1.5.3.1. Broyden-Fletcher-Goldfarb-Shanno (BFGS) Method

The BFGS method updates the Hessian approximation as follows:

\[B_{k+1} = B_k + \frac{\mathbf{y}_k \mathbf{y}_k^T}{\mathbf{y}_k^T \mathbf{s}_k} - \frac{B_k \mathbf{s}_k \mathbf{s}_k^T B_k}{\mathbf{s}_k^T B_k \mathbf{s}_k}\]

where \(\mathbf{s}_k = \mathbf{x}_{k+1} - \mathbf{x}_k\) and \(\mathbf{y}_k = \nabla f(\mathbf{x}_{k+1}) - \nabla f(\mathbf{x}_k)\).

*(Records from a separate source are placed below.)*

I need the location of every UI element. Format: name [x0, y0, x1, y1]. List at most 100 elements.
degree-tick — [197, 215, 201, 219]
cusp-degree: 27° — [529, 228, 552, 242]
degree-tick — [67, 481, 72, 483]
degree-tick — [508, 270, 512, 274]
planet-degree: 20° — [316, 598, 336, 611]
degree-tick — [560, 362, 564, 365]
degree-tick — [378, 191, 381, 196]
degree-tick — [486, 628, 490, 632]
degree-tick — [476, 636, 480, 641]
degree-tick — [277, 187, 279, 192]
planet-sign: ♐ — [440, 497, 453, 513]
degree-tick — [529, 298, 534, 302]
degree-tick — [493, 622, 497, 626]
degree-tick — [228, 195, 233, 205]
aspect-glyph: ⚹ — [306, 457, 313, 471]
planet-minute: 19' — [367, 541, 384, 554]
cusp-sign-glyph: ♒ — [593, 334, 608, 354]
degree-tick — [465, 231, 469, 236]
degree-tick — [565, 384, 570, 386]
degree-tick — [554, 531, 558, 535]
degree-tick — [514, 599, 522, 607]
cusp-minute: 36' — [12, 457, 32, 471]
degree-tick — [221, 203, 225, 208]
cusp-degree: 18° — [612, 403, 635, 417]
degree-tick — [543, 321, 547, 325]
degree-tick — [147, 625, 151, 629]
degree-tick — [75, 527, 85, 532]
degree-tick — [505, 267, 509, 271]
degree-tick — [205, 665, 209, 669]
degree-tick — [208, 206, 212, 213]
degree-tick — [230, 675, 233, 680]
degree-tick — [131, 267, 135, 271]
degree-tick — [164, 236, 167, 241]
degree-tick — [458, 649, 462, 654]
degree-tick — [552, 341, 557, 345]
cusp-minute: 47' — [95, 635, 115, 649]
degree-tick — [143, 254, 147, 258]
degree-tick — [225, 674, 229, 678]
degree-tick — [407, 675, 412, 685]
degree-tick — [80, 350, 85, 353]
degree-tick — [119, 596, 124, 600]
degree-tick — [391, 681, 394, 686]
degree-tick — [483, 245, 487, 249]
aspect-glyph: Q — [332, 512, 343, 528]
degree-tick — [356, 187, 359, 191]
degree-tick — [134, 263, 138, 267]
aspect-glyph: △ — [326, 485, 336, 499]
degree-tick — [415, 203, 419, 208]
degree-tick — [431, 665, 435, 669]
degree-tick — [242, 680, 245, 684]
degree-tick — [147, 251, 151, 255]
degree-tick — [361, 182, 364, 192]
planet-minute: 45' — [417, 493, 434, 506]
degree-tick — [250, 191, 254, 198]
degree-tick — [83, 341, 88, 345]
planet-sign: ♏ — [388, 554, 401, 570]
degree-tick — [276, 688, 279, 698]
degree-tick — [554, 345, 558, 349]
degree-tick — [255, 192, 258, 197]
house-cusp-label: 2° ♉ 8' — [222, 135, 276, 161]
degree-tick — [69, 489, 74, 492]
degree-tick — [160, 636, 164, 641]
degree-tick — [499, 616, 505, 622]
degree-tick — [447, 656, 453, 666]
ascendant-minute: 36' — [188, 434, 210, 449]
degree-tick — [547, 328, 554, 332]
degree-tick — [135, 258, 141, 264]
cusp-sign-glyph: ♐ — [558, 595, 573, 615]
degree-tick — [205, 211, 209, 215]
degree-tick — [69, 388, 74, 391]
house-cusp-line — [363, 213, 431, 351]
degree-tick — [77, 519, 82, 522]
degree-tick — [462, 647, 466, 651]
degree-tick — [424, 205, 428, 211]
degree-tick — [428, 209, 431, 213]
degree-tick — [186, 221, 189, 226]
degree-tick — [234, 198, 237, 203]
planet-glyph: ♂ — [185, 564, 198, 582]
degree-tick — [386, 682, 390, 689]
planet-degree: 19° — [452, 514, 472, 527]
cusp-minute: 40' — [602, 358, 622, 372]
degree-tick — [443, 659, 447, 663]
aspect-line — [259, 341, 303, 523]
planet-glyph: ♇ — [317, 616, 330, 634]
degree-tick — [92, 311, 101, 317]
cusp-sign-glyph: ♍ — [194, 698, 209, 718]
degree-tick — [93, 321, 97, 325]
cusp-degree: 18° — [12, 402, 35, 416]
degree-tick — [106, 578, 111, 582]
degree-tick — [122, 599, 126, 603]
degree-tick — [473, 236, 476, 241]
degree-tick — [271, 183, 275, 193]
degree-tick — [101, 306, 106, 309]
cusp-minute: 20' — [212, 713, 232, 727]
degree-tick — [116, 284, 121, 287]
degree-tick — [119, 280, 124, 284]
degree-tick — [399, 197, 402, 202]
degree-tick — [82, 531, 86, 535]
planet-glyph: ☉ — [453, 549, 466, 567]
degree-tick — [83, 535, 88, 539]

The implementation with optymus:

from optymus import Optimizer

# Define the objective function
f = lambda x: x[0]**2 + x[1]**2

# Define the initial point
x0 = [0.0, 2.0]

# Define the optimization problem
results = Optimizer(f_obj=f, x0=x0, method='bfgs')

# Print the solution
results.report()

1.5.3.2. Limited-Memory BFGS (L-BFGS) Method

The L-BFGS method is a memory-efficient version of the BFGS method. It stores only a few vectors of the most recent iterations to approximate the Hessian matrix.

The L-BFGS method approximates the Hessian matrix using the following formula:

\[B_{k+1} = (I - \rho_k s_k y_k^T) B_k (I - \rho_k y_k s_k^T) + \rho_k s_k s_k^T\]

where \(\rho_k = 1 / y_k^T s_k\).

Note

The LBFGS is not implemented in optymus yet.